Made Taro kemudian mengawali pembicaraannya dengan menjelaskan, bahwa mendongeng itu sebuah literasi. Dulu, mendongeng diremeh temehkan, karena dianggap kegiatan yang tidak penting, dan dapat mengganggu kegiatan belajar. Fenomena itu, yang mendorong berdirinya Sanggar Kukuruyuk untuk mengajak anak-anak bermain, bernyanyi dan mendongeng.
Kegiatan bermain, bernyanyi dan mendongeng sering dipandang sebelah mata. Bahkan, sering diejek, karena dianggap pekerjaan yang tidak menguntungkan, serta tak akan menghasilkan apa-apa. Setelah ia diundang mendongeng di Hari Anak Nasional dan kemudian muncul di koran, baru ramai.
Dalam berita itu, ia disebut sebagai orang yang mampu menghidupkan yang sudah mati. Permainan juga dongeng yang tergilas jaman dibangkitkan kembali, bahkan ditambah dengan yang diciptakan baru. Kegiatannya itu juga mampu menumbuhkan kepercayaan diri, sehingga anak itu tumbuh ceria dan kreatif.
Dalam penjelasnnya, Made Taro mengatakan dongeng itu mengalami tiga masa. Pertama dongeng diciptakan saat manusia sudah mengenal pemukiman, sehingga muncul berbagai budaya, kesenian antara lain dongeng. Dongeng itu, tradisi lisan yang diceritakan lewat mulut secara lisan dan didengarkan kepada anak-anak.
Dongeng diciptakan oleh rakyat, sehingga sering disebut sebagai cerita rakyat. Dongeng itu, lalu menyebar turun-temurun melalui tradisi lisan, sehingga dongeng mengalami perubahan sesuai dengan kepentingan, sehingga dongeng lahir dengan banyak versi dan variasi.
Kedua, dongeng kemudian dilupakan, sehingga tidak ada bekal tidur bagi anak-anak, seperti tempo dulu. Karena alasan itu pula, dirinya mendirikan rumah dongeng pada tahun 1973. Kegiatan itu berlagsung selama 6 tahun, karena kemudian masuk menjadi agenda tayangan TVRI Bali, sehingga rumah mendongeng kemudian menjadi Sanggar Kukuruyuk. “Jujur, saat itu tantangannya begitu banyak,” ujarnya.

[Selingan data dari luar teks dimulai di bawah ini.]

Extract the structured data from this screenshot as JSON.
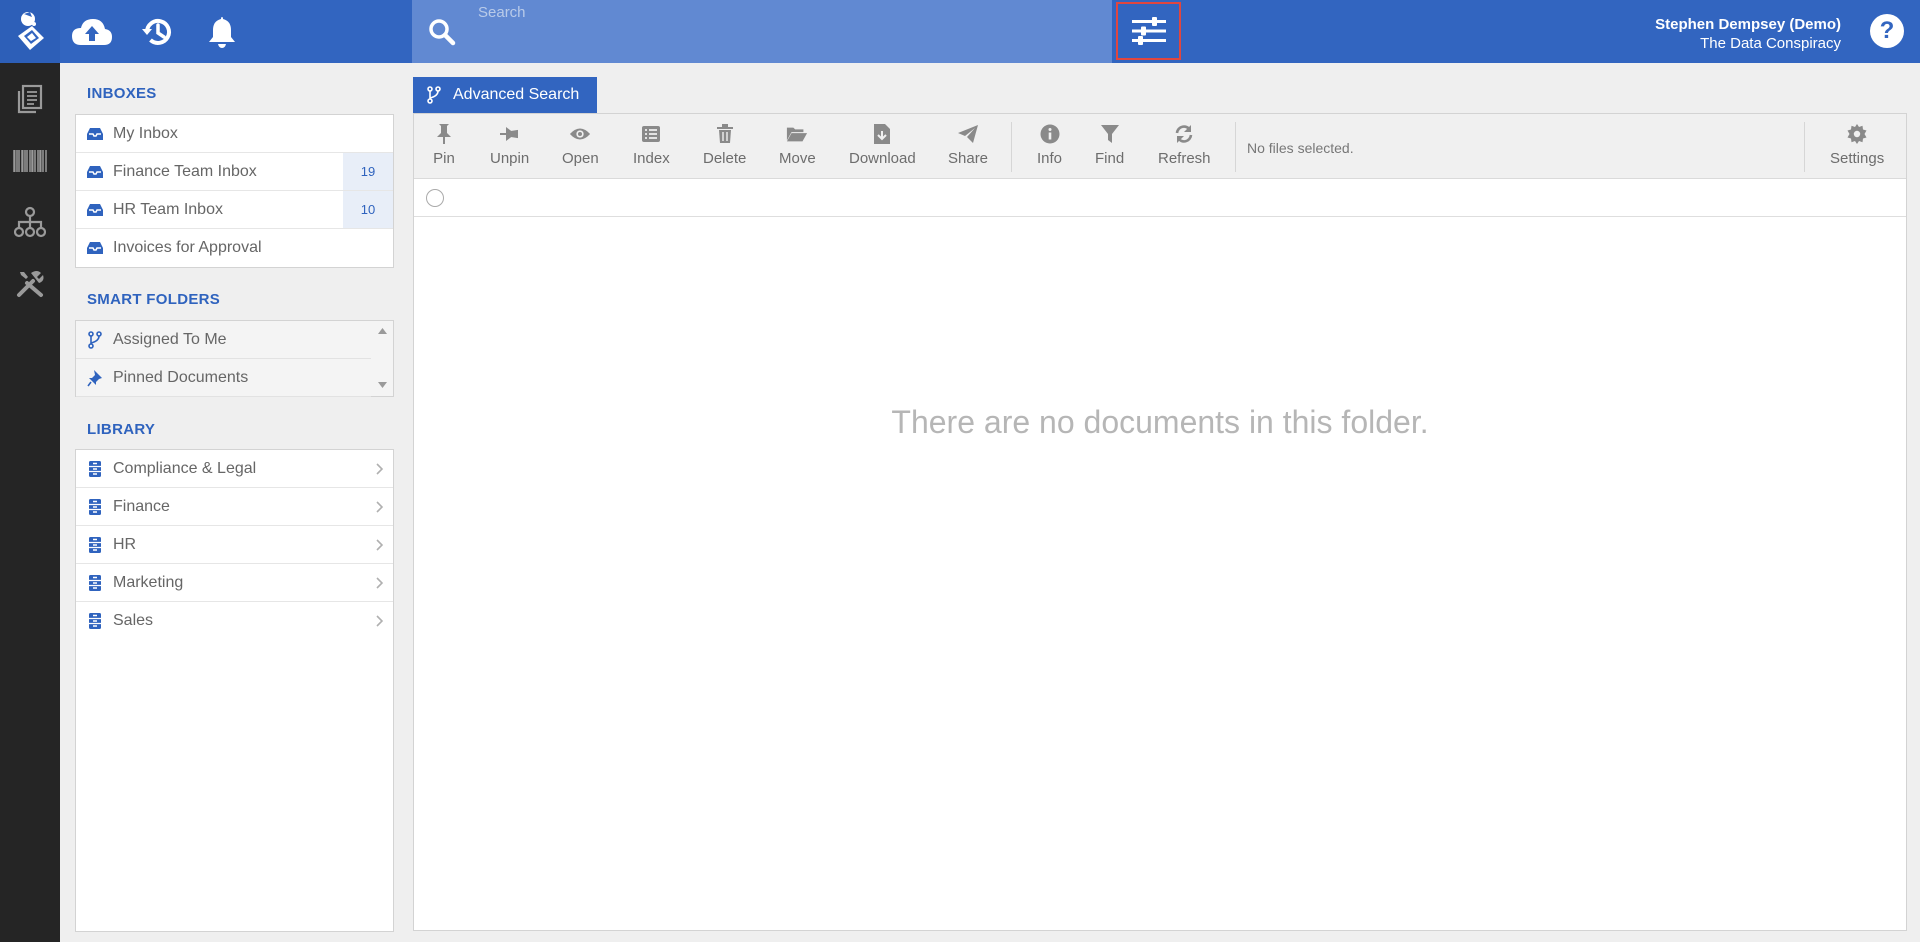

Tantangan itu, seperti meyakinkan orang saat dongeng dianggap remeh, membahayakan bagi anak kalau diajak berfantasi secara terus menerus. Dongeng sering dianggap angin kecil lalu dibuang di tempat sampah. Walau demikian, dirinya tetap mempertahakan budaya mendongeng, bernyanyi dan bermain.
Ketiga merupakan kebangkitan dongeng. Sekaranglah bangkitnya dongeng itu yang bisa dilihat dari beberapa tanyangan TV, juga di media masa. Hal itu bermula dari kebangkitan di barat, dongeng begitu diagungkan. Bahkan sampai dibuatkan festival dongeng dengan nama story telling festival. Penghargaan terhadap dongeng di barat itu, berimbas pada dirinya yang tak pernah lepas dari kegiatan mendongeng.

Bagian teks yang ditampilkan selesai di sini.